There are a lot of possible answers one could give to this. One class of answers is that pseudo double categories, as usually defined, are the "weakening" of strict double categories in some standard 2-categorical sense. For instance, there is a 2-monad on the 2-category $\rm Cat^{\rightrightarrows}$ whose strict algebras are strict double categories and whose pseudoalgebras are (unbiased) pseudo double categories. Similarly, just as a category is equivalent to a simplicial object in Set satisfying the Segal conditions, a pseudo double category is equivalent to a simplicial object in Cat satisfying the Segal conditions (up to equivalence).

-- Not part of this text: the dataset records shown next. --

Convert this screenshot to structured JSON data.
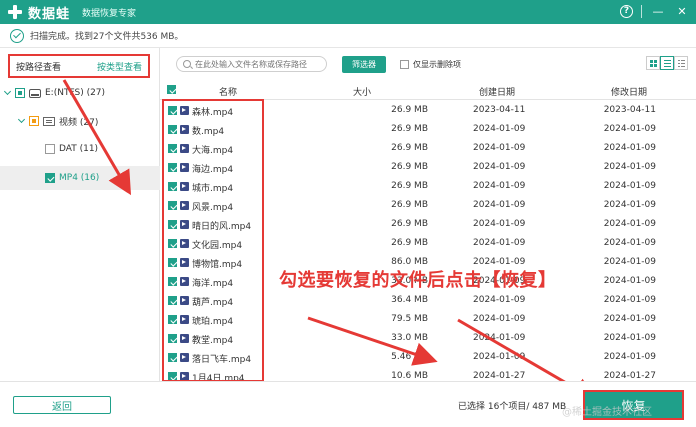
{
  "app": {
    "brand": "数据蛙",
    "subtitle": "数据恢复专家",
    "help_label": "?",
    "minimize_label": "—",
    "close_label": "✕"
  },
  "status": {
    "text": "扫描完成。找到27个文件共536 MB。"
  },
  "view_tabs": {
    "by_path": "按路径查看",
    "by_type": "按类型查看"
  },
  "tree": [
    {
      "label": "E:(NTFS) (27)"
    },
    {
      "label": "视频 (27)"
    },
    {
      "label": "DAT (11)"
    },
    {
      "label": "MP4 (16)"
    }
  ],
  "toolbar": {
    "search_placeholder": "在此处输入文件名称或保存路径",
    "filter_label": "筛选器",
    "only_deleted_label": "仅显示删除项"
  },
  "columns": {
    "name": "名称",
    "size": "大小",
    "created": "创建日期",
    "modified": "修改日期"
  },
  "files": [
    {
      "name": "森林.mp4",
      "size": "26.9 MB",
      "created": "2023-04-11",
      "modified": "2023-04-11"
    },
    {
      "name": "数.mp4",
      "size": "26.9 MB",
      "created": "2024-01-09",
      "modified": "2024-01-09"
    },
    {
      "name": "大海.mp4",
      "size": "26.9 MB",
      "created": "2024-01-09",
      "modified": "2024-01-09"
    },
    {
      "name": "海边.mp4",
      "size": "26.9 MB",
      "created": "2024-01-09",
      "modified": "2024-01-09"
    },
    {
      "name": "城市.mp4",
      "size": "26.9 MB",
      "created": "2024-01-09",
      "modified": "2024-01-09"
    },
    {
      "name": "风景.mp4",
      "size": "26.9 MB",
      "created": "2024-01-09",
      "modified": "2024-01-09"
    },
    {
      "name": "晴日的风.mp4",
      "size": "26.9 MB",
      "created": "2024-01-09",
      "modified": "2024-01-09"
    },
    {
      "name": "文化园.mp4",
      "size": "26.9 MB",
      "created": "2024-01-09",
      "modified": "2024-01-09"
    },
    {
      "name": "博物馆.mp4",
      "size": "86.0 MB",
      "created": "2024-01-09",
      "modified": "2024-01-09"
    },
    {
      "name": "海洋.mp4",
      "size": "33.0 MB",
      "created": "2024-01-09",
      "modified": "2024-01-09"
    },
    {
      "name": "葫芦.mp4",
      "size": "36.4 MB",
      "created": "2024-01-09",
      "modified": "2024-01-09"
    },
    {
      "name": "琥珀.mp4",
      "size": "79.5 MB",
      "created": "2024-01-09",
      "modified": "2024-01-09"
    },
    {
      "name": "教堂.mp4",
      "size": "33.0 MB",
      "created": "2024-01-09",
      "modified": "2024-01-09"
    },
    {
      "name": "落日飞车.mp4",
      "size": "5.46 MB",
      "created": "2024-01-09",
      "modified": "2024-01-09"
    },
    {
      "name": "1月4日.mp4",
      "size": "10.6 MB",
      "created": "2024-01-27",
      "modified": "2024-01-27"
    }
  ],
  "annotation": "勾选要恢复的文件后点击【恢复】",
  "footer": {
    "back_label": "返回",
    "selected_info": "已选择 16个项目/ 487 MB",
    "recover_label": "恢复",
    "watermark": "@稀土掘金技术社区"
  },
  "colors": {
    "accent": "#1fa08a",
    "highlight": "#e53935",
    "file_icon": "#3b4a86"
  }
}
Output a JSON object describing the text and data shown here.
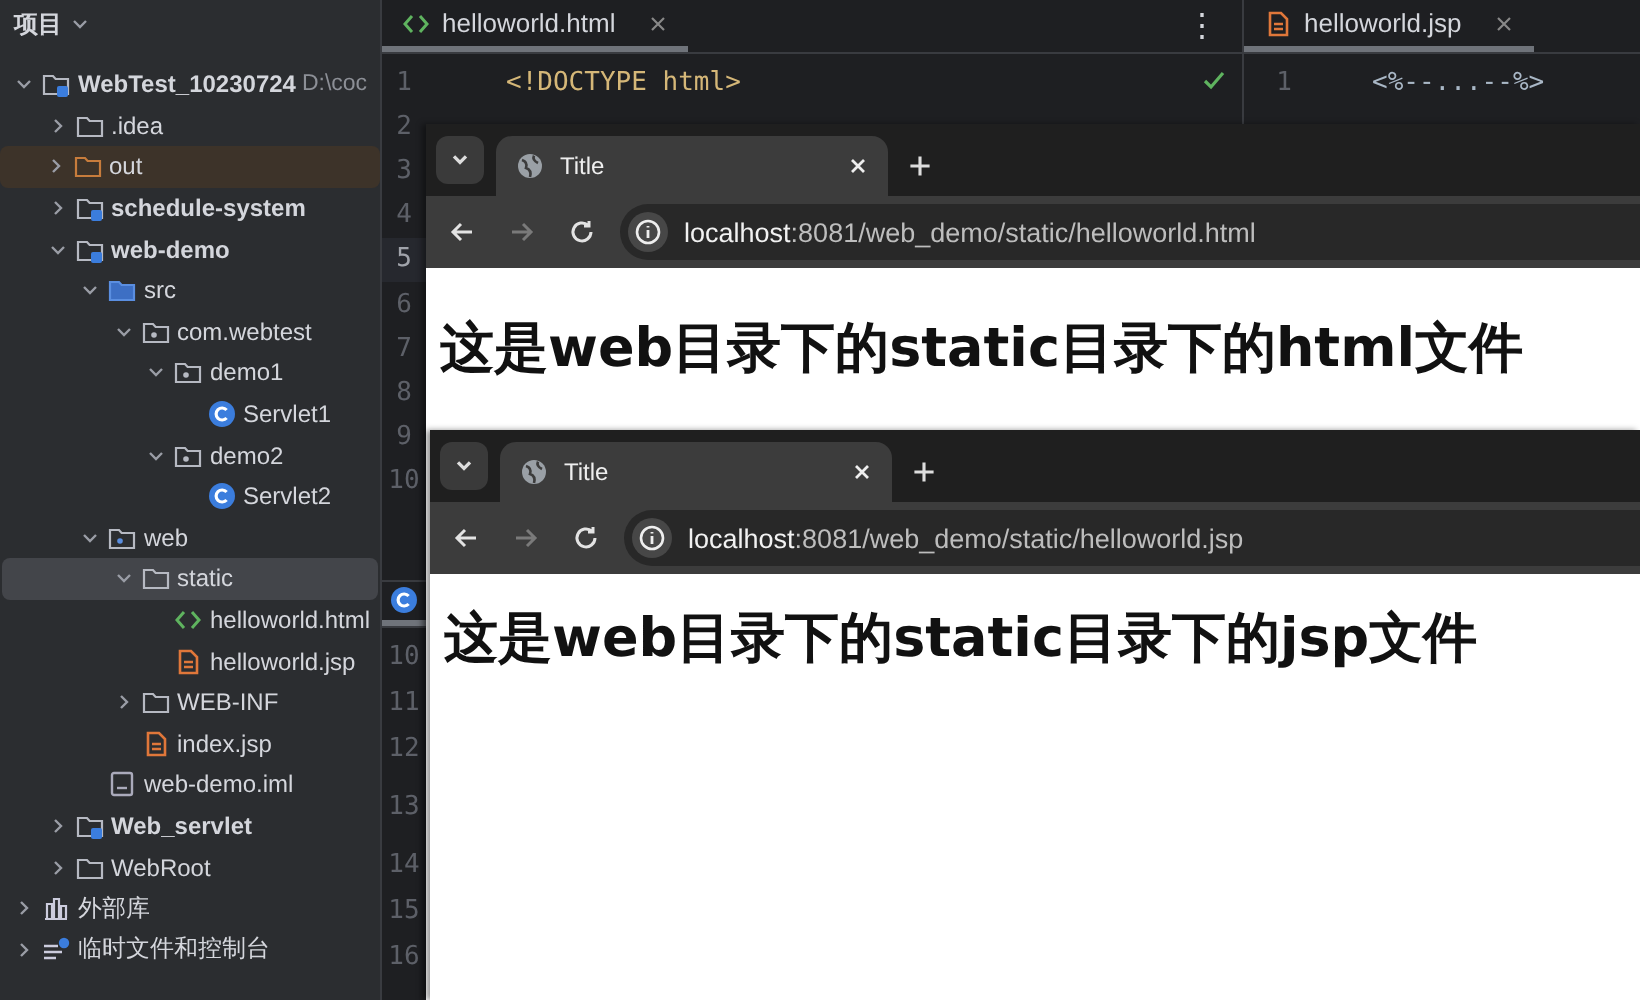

Another class of answers would point out practical ways in which non-globular constraints just wouldn't work. For instance, a non-globular isomorphism can't be whiskered: given horizontal arrows $A \xrightarrow{f} B \xrightarrow{g} C \xrightarrow{h} D$, a non-globular 2-cell associativity isomorphism $f(gh) \cong (fg)h$ would have at the right a nonidentity vertical isomorphism $\delta:D\cong D$, and if we wanted to whisker this with $D \xrightarrow{k} E$ to get an isomorphism $(f(gh))k \cong ((fg)h)k$ we'd need a 2-cell isomorphism $k\cong k$ that is $\delta$ on the left, and in general there's no reason there should be such a thing. In particular, this means we wouldn't be able to state the pentagon axiom for the associator.

There are probably other classes of answers as well.